Go for showmanship. Turnout,his and yours and knowing how to present him. Amy is very good at this, she put Star in the ribbons and you know what Star used to look like, Amy has her trophy for Champion Pony Mare.She can teach you .
_Posted via Mobile Device_


----------



## oobiedoo (Apr 28, 2012)

Give "Big Chief" a big hug from me and Chloe, miss seeing y'all.
_Posted via Mobile Device_


----------



## PaintHorseMares (Apr 19, 2008)

farmpony84 said:


> For local level? Heck yeah. In a breed show I think he'd probably get eaten alive, just because he's built more like a riding horse, but local level. Yes.


I agree with this. If you're interested in halter, just give it a try. At the local level it all comes down to what your local competition is and who enters. I've seen local shows with classes that had _a lot_ of competitive horses in them, and classes where there were _only 2-3_ locals that were truly competitive and would always take the top spots (their order depending on the judge that day). Until you try or at least watch a few shows, you won't know what your local competition is and you can see first hand which horses place well.

As for your boy, he's very nice looking, but would really need to bulk up for stock halter. Compare to our halter mare who always did very well in local shows. 
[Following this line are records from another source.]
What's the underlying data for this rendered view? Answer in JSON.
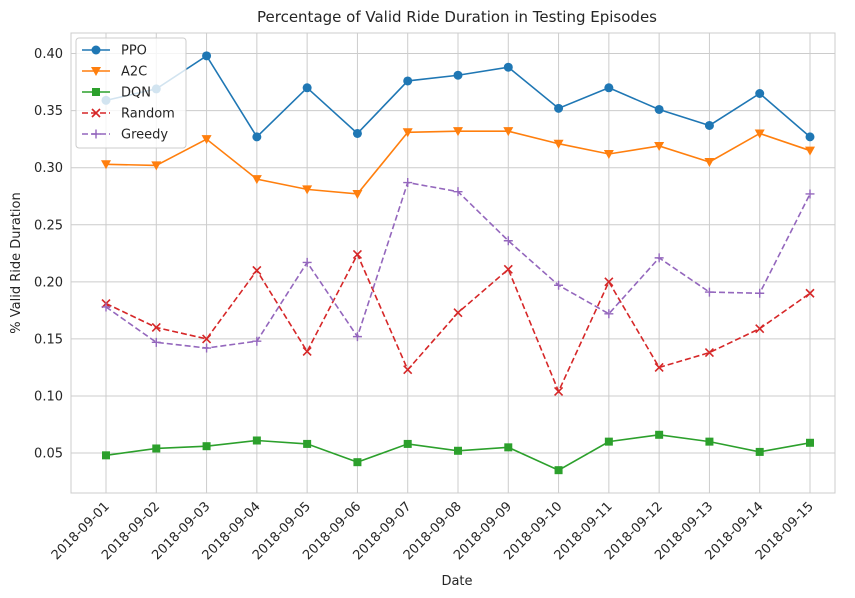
{
  "chart_data": {
    "type": "line",
    "title": "Percentage of Valid Ride Duration in Testing Episodes",
    "xlabel": "Date",
    "ylabel": "% Valid Ride Duration",
    "ylim": [
      0.015,
      0.418
    ],
    "grid": true,
    "legend_position": "top-left",
    "categories": [
      "2018-09-01",
      "2018-09-02",
      "2018-09-03",
      "2018-09-04",
      "2018-09-05",
      "2018-09-06",
      "2018-09-07",
      "2018-09-08",
      "2018-09-09",
      "2018-09-10",
      "2018-09-11",
      "2018-09-12",
      "2018-09-13",
      "2018-09-14",
      "2018-09-15"
    ],
    "yticks": [
      0.05,
      0.1,
      0.15,
      0.2,
      0.25,
      0.3,
      0.35,
      0.4
    ],
    "ytick_labels": [
      "0.05",
      "0.10",
      "0.15",
      "0.20",
      "0.25",
      "0.30",
      "0.35",
      "0.40"
    ],
    "series": [
      {
        "name": "PPO",
        "color": "#1f77b4",
        "marker": "circle",
        "dash": "solid",
        "values": [
          0.359,
          0.369,
          0.398,
          0.327,
          0.37,
          0.33,
          0.376,
          0.381,
          0.388,
          0.352,
          0.37,
          0.351,
          0.337,
          0.365,
          0.327
        ]
      },
      {
        "name": "A2C",
        "color": "#ff7f0e",
        "marker": "triangle-down",
        "dash": "solid",
        "values": [
          0.303,
          0.302,
          0.325,
          0.29,
          0.281,
          0.277,
          0.331,
          0.332,
          0.332,
          0.321,
          0.312,
          0.319,
          0.305,
          0.33,
          0.315
        ]
      },
      {
        "name": "DQN",
        "color": "#2ca02c",
        "marker": "square",
        "dash": "solid",
        "values": [
          0.048,
          0.054,
          0.056,
          0.061,
          0.058,
          0.042,
          0.058,
          0.052,
          0.055,
          0.035,
          0.06,
          0.066,
          0.06,
          0.051,
          0.059
        ]
      },
      {
        "name": "Random",
        "color": "#d62728",
        "marker": "x",
        "dash": "dashed",
        "values": [
          0.181,
          0.16,
          0.15,
          0.21,
          0.139,
          0.224,
          0.123,
          0.173,
          0.211,
          0.104,
          0.2,
          0.125,
          0.138,
          0.159,
          0.19
        ]
      },
      {
        "name": "Greedy",
        "color": "#9467bd",
        "marker": "plus",
        "dash": "dashed",
        "values": [
          0.178,
          0.147,
          0.142,
          0.148,
          0.217,
          0.152,
          0.287,
          0.279,
          0.236,
          0.197,
          0.172,
          0.221,
          0.191,
          0.19,
          0.277
        ]
      }
    ]
  }
}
If you don't want to bulk up your boy, showmanship class would be a good class to try also as others have mentioned.


----------



## Dontworrybeappy (Jul 21, 2014)

He is a appendix cross that's why he looks functional (16.3 hands!) I think in going to try halter and see what happens


----------



## poundinghooves (Aug 5, 2010)

At local level (at least in my area) anything goes! If you just want to have fun and as long as the entry fee isn't outrageous, I'd say go for it!


----------



## Saddlebag (Jan 17, 2011)

Go for it. Showmanship is a good one to show in two altho you are the one being judged. The two classes go hand in hand. If you can show your horse well in showmanship, you'll show him well in halter.


----------



## stevenson (Sep 12, 2011)

I am with Elana, he needs to be fatter for halter. 
I really like him. His spots show through now and its really neat looking.


----------



## jimmyp (Sep 5, 2013)

Fatten him up and see what happens....

Your title made me smile a little. like a lot of places in this country 4H is a big deal around here, and the horse arena used to be very competitive, with several families around showing on the national circuit in their chosen "game". My wifes family used to be very competitive in halter and western pleasure in the App circuit. 

One year there were like 18 entries in the halter class, and of those 18 horses I believe 11 of them had placed or won at a national level, and all of those kids were kind of buying each other up about it. When the ribbons were handed out at the end of the class, only 1 of those horses took a ribbon, and it didn't win. 

I guess my point is, anything can be competitive on a local circuit, it really is about what the judge likes.

Jim


----------



## Drifting (Oct 26, 2011)

Do they do local Hunter in Hand shows? I bet he'd be fantastic in them.


----------



## Dontworrybeappy (Jul 21, 2014)

Here is an up to date picture of him getting more weight on him with that big hay belly


----------



## Canterklutz (Jul 20, 2012)

He's definitely a nice looking chunker. 

Your saddle looks too narrow for him though.


----------